If you are in a long-term relationship, eventually you will have to have ‘The Talk.’ The money talk can put a dent in the most successful relationships. Part of compatibility is having the same goals, including financially. We recommend having a basic discussion of where your finances and goals are at around the 6-month mark. At some point you may decide to join finances or open a joint bank account, for this you should wait at least a year, this gives you the chance to see any bad habits come up beforehand. Here are a few other important tips for when you bring out the bank accounts.
For more advice, we also have articles on Dating after Divorce and New Year’s Resolutions
1 – Budget Together
Make a comprehensive budget together, and include all money matters. This doesn’t just help to set your goals together, it can also help you find out how well your partner can stick to a financial plan.
2 – Marriage
Marriage offers certain financial security as well as emotional.
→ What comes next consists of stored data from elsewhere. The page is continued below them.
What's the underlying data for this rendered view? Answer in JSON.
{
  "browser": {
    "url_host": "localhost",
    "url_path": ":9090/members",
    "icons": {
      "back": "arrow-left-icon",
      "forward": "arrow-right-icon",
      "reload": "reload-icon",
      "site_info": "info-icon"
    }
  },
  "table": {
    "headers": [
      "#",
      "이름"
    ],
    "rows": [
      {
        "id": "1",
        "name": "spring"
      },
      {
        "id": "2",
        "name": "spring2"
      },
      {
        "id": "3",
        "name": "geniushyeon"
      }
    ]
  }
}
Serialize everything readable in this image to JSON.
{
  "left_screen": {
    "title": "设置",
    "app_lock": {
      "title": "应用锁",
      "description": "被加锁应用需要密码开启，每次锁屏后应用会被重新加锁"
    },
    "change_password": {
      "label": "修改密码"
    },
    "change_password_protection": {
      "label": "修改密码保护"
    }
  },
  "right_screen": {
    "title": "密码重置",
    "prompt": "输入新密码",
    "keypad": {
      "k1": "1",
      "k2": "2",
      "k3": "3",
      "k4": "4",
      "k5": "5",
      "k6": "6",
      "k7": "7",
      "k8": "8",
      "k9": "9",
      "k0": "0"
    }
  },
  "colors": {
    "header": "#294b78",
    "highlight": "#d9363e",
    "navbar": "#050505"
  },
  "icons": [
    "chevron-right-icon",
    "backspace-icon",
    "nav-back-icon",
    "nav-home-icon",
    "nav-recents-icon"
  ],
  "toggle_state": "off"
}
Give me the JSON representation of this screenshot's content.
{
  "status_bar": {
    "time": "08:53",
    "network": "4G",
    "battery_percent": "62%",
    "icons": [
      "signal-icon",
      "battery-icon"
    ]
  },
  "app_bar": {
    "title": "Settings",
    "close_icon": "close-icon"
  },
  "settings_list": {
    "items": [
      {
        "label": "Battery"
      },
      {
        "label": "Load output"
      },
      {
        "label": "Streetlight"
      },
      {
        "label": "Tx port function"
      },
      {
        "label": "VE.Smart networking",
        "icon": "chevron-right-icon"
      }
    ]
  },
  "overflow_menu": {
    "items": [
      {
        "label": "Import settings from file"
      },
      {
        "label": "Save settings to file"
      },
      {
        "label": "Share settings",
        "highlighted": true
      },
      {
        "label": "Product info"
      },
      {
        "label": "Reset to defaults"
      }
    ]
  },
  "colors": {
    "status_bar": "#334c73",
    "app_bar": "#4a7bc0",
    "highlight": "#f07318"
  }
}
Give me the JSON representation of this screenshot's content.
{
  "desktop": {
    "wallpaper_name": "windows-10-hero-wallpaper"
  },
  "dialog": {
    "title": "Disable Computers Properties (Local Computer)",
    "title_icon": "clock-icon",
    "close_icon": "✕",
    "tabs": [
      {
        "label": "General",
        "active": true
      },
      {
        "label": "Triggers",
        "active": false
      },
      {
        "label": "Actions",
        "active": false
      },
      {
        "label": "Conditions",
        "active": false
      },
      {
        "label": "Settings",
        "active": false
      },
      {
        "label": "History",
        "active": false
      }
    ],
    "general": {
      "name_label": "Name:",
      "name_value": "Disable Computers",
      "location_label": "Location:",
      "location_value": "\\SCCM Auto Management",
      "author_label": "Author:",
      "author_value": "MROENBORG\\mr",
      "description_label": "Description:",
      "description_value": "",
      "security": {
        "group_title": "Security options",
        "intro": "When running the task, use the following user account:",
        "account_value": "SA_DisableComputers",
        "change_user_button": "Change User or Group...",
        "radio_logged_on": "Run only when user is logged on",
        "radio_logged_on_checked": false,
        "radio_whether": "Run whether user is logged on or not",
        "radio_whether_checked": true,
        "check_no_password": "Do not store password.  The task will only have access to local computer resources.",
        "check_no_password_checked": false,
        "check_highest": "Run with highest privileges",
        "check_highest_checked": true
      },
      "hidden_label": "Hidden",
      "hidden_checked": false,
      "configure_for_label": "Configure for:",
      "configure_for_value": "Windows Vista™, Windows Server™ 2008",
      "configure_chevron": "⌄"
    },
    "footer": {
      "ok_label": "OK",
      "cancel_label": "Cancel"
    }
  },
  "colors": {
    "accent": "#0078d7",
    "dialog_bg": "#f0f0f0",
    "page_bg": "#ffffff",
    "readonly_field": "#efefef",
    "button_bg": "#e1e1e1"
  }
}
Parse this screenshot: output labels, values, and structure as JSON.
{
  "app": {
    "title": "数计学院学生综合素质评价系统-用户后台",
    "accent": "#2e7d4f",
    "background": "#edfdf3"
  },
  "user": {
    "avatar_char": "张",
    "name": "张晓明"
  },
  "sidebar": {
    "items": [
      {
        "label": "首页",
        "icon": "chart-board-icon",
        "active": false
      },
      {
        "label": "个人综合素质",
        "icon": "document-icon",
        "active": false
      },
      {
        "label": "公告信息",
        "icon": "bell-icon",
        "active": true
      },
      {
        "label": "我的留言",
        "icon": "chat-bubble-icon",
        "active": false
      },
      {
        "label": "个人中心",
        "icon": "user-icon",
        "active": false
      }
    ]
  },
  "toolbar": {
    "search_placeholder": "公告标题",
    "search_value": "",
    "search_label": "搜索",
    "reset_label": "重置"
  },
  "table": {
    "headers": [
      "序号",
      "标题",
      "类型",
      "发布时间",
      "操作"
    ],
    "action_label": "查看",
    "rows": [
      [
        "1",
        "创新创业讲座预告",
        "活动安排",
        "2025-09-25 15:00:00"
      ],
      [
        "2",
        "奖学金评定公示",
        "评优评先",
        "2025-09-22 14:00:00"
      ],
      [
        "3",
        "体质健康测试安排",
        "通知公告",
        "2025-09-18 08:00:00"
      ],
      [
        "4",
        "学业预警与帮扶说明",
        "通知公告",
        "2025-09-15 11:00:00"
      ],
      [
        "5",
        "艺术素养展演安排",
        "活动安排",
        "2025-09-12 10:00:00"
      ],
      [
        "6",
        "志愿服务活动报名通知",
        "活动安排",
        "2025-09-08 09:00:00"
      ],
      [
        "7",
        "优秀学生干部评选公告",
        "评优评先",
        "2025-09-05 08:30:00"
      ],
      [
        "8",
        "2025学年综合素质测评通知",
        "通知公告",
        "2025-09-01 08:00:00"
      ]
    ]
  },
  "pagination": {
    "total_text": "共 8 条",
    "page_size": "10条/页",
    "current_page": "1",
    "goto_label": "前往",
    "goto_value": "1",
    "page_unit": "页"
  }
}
In the case of divorce, you could have the help of the courts to divide assets, otherwise, joint accounts can be closed (and emptied) by either partner.
3 – Warning Signs
We mentioned before that the 6-month mark can be a good discussion point, but you should be paying attention from day 1. Watch out for specific behaviors, deception, borrowing money and not paying it back, not wanting to discuss money, etc. Early warning signs of serious financial problems and should be dealt with quickly.
These are just a few of the most basic considerations when dealing with money matters. The most important part is communication. Don’t let the fact it can be an uncomfortable talk stop you or you may find that an uneasy conversation may be the least of your worries.